Avec cette fusion, l’application mobile donnera la priorité au taxi le plus près du client. Ce faisant, les compagnies de taxi poursuivent la modernisation de leur service, afin d’être plus compétitives face à Uber.

Taxi: les territoires urbains fusionnés

L’offre de taxi à Québec sera uniformisée dès le 24 septembre. Le regroupement des intermédiaires de taxi de Québec (RITQ) a annoncé que les territoires de Québec, Charlesbourg, Beauport, Sainte-Foy, Val-Bélair, Saint-Émile, et Wendake ne constitueront plus qu’une seule agglomération pour les taxis.

À la demande de la RITQ, le ministère des Transports a autorisé la fusion des territoires. 

«Les temps de réponse aux clients seront plus courts, ce qui sera bon pour les clients. Il y aura moins de voyages à vide, donc moins de pollution. 

Et la distance entre les courses sera plus petite, ce qui sera plus rentable pour les chauffeurs», a indiqué via communiqué le porte-parole du RITQ, Abdallah Homsy.
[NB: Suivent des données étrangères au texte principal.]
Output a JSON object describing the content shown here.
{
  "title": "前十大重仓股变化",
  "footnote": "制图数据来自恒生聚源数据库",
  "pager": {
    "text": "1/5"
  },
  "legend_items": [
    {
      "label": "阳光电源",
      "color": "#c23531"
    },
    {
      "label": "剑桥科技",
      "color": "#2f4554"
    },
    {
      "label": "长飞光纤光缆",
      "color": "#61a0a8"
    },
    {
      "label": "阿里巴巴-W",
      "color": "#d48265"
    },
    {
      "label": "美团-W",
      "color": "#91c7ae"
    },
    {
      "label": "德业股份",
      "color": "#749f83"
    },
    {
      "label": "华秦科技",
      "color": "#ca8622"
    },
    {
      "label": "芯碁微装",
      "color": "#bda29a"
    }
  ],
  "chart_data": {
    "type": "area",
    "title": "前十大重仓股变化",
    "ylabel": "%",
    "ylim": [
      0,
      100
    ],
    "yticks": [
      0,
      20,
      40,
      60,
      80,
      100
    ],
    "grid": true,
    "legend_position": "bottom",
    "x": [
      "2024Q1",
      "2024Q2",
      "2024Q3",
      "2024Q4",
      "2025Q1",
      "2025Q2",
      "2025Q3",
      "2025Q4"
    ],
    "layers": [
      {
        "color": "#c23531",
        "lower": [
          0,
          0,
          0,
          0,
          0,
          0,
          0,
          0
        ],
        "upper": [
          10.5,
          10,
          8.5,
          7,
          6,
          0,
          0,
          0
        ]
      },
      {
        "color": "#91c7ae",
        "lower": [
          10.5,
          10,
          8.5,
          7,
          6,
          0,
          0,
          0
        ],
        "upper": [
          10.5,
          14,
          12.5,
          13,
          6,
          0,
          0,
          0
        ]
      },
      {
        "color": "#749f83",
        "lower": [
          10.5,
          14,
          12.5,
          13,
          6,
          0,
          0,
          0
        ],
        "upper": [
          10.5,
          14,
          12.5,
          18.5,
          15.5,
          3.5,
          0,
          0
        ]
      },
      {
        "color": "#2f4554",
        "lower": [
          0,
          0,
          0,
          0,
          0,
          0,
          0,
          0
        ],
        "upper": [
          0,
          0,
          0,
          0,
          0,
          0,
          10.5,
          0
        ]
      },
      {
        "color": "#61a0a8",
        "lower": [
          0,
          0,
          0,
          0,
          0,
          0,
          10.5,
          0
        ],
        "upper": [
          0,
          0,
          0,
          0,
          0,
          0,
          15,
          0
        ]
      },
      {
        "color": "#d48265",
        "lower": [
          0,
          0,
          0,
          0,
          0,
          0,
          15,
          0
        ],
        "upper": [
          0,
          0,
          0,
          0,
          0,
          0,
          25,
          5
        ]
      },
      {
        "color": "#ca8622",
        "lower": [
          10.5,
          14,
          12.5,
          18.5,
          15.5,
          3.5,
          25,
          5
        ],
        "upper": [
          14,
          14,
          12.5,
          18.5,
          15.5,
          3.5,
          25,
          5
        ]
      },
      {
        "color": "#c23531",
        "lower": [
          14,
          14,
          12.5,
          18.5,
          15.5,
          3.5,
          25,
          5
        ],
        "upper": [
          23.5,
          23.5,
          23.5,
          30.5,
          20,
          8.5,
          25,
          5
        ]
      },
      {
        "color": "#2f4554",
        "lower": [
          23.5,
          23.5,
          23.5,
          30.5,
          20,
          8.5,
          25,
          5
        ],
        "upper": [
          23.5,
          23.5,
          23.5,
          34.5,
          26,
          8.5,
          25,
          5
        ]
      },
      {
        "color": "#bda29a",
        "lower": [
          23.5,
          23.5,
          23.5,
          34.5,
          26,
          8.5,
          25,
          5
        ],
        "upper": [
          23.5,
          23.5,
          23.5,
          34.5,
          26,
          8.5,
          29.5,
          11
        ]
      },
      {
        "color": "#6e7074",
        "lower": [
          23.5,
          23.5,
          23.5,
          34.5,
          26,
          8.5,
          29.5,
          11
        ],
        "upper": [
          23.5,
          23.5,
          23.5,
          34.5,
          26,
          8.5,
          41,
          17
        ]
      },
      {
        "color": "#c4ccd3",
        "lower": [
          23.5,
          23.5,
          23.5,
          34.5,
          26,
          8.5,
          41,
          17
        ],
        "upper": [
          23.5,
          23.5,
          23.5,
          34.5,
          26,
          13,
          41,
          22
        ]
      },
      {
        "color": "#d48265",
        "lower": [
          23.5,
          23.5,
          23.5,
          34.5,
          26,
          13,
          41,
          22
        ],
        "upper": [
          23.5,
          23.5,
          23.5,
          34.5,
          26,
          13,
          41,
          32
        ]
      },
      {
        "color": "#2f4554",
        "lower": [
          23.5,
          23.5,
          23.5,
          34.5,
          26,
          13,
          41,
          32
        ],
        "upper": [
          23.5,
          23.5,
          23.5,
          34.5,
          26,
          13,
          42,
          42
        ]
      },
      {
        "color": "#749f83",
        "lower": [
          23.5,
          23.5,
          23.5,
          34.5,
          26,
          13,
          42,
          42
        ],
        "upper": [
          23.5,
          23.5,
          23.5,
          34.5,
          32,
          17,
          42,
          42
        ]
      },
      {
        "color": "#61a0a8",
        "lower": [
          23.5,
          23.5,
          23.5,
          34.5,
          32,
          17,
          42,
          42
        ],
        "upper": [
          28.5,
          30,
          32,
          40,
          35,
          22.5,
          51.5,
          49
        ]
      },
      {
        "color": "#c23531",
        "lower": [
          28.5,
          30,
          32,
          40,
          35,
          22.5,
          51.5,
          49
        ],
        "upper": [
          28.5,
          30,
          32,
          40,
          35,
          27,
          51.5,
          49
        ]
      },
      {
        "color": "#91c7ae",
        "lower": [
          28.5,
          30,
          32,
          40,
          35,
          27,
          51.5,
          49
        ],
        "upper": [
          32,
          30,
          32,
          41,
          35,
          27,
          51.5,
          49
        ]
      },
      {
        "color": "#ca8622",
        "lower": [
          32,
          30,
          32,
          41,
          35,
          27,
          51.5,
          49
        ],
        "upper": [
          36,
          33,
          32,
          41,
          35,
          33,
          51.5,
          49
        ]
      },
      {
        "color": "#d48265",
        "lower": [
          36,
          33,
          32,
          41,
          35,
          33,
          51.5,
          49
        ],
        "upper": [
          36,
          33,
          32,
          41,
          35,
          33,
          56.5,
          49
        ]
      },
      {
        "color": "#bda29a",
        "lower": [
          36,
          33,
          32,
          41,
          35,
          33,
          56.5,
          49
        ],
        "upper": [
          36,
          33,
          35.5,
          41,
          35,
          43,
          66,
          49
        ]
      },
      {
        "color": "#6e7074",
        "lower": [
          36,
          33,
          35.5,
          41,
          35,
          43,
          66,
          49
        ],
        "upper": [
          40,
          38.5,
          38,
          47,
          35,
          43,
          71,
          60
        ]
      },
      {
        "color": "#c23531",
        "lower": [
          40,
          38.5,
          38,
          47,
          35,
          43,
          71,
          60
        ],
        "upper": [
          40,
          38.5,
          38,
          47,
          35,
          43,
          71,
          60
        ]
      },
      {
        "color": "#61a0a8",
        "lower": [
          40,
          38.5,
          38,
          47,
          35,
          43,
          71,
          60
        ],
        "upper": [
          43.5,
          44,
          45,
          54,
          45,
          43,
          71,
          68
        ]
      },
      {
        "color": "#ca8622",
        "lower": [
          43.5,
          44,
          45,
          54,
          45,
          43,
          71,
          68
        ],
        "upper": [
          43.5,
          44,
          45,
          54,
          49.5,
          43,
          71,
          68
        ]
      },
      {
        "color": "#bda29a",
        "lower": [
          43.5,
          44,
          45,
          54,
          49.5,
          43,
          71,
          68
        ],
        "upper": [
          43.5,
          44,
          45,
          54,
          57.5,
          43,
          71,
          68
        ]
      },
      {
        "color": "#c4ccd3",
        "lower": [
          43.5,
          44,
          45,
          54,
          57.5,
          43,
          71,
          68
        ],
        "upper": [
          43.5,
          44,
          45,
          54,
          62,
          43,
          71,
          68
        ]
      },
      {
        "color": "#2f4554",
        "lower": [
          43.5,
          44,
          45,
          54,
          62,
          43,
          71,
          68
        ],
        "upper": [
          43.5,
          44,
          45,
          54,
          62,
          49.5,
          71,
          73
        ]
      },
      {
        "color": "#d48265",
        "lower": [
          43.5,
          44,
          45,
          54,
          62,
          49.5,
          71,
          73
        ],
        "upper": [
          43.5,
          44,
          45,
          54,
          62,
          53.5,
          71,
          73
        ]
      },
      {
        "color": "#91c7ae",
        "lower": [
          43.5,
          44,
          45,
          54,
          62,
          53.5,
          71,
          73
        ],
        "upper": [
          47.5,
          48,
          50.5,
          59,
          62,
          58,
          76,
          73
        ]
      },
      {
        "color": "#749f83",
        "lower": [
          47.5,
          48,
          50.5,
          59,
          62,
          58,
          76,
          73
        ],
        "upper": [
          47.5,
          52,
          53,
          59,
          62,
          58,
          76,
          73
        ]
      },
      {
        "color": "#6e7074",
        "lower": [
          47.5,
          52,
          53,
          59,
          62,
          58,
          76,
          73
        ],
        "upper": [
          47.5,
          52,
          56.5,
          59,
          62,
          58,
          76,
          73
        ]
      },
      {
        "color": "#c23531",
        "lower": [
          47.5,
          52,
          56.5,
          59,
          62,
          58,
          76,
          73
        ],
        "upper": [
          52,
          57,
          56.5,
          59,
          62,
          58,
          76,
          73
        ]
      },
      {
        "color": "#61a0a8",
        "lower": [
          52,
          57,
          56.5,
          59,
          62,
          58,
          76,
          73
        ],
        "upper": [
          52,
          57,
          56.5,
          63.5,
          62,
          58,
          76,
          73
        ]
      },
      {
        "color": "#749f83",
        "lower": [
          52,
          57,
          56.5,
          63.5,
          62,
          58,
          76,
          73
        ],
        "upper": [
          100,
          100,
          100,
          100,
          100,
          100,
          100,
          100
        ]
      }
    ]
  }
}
Avec cette fusion, l’application mobile donnera la priorité au taxi le plus près du client. Ce faisant, les compagnies de taxi poursuivent la modernisation de leur service, afin d’être plus compétitives face à Uber.

Nouveau modèle d’affaires

M. Homsy souhaite que les taxis abandonnent une partie de leur ancien modèle d’affaires, qui ne fonctionnait plus dans la nouvelle réalité du marché.

«Les territoires actuels de taxi sont des reliquats d’anciennes gestions périmées précédant les fusions municipales», selon le RITQ.

Uber visé

Si les dirigeants des taxis dans la région de Québec se félicitent de pouvoir offrir davantage de taxis à des endroits précis durant des périodes plus achalandées, ils en profitent en même temps pour critiquer Uber. «La fusion sera vraiment utile à l’aéroport, au Port de Québec, dans les gares de train et dans les hôtels. Le nombre de voitures qui peuvent les servir est maintenant beaucoup plus grand. Dans un contexte où nous voulons être complémentaires au Réseau de transports de la Capitale et au réseau structurant, c’est un avantage concurrentiel important. En fait, il n’y a qu’une seule entreprise qui doit craindre cette mesure : Uber. 

En pouvant prendre des clients partout et avec une application mobile meilleure que la leur, nous pourrons enfin lutter à armes presque égales, comme Uber n’a toujours pas à payer de permis de taxi», conclut M. Homsy.

Cette mesure du RITQ s’inspire de celle prise par la Société de transport adapté de la Capitale (STAC), qui avait retiré il y a quelques années les contraintes de territoire. 

Le Regroupement des intermédiaires de taxi de Québec (RITQ) représente les grandes organisations de taxi de la région de Québec, qui regroupent 95 % des permis de taxi de la capitale, près de 600 voitures et plus de 1200 chauffeurs.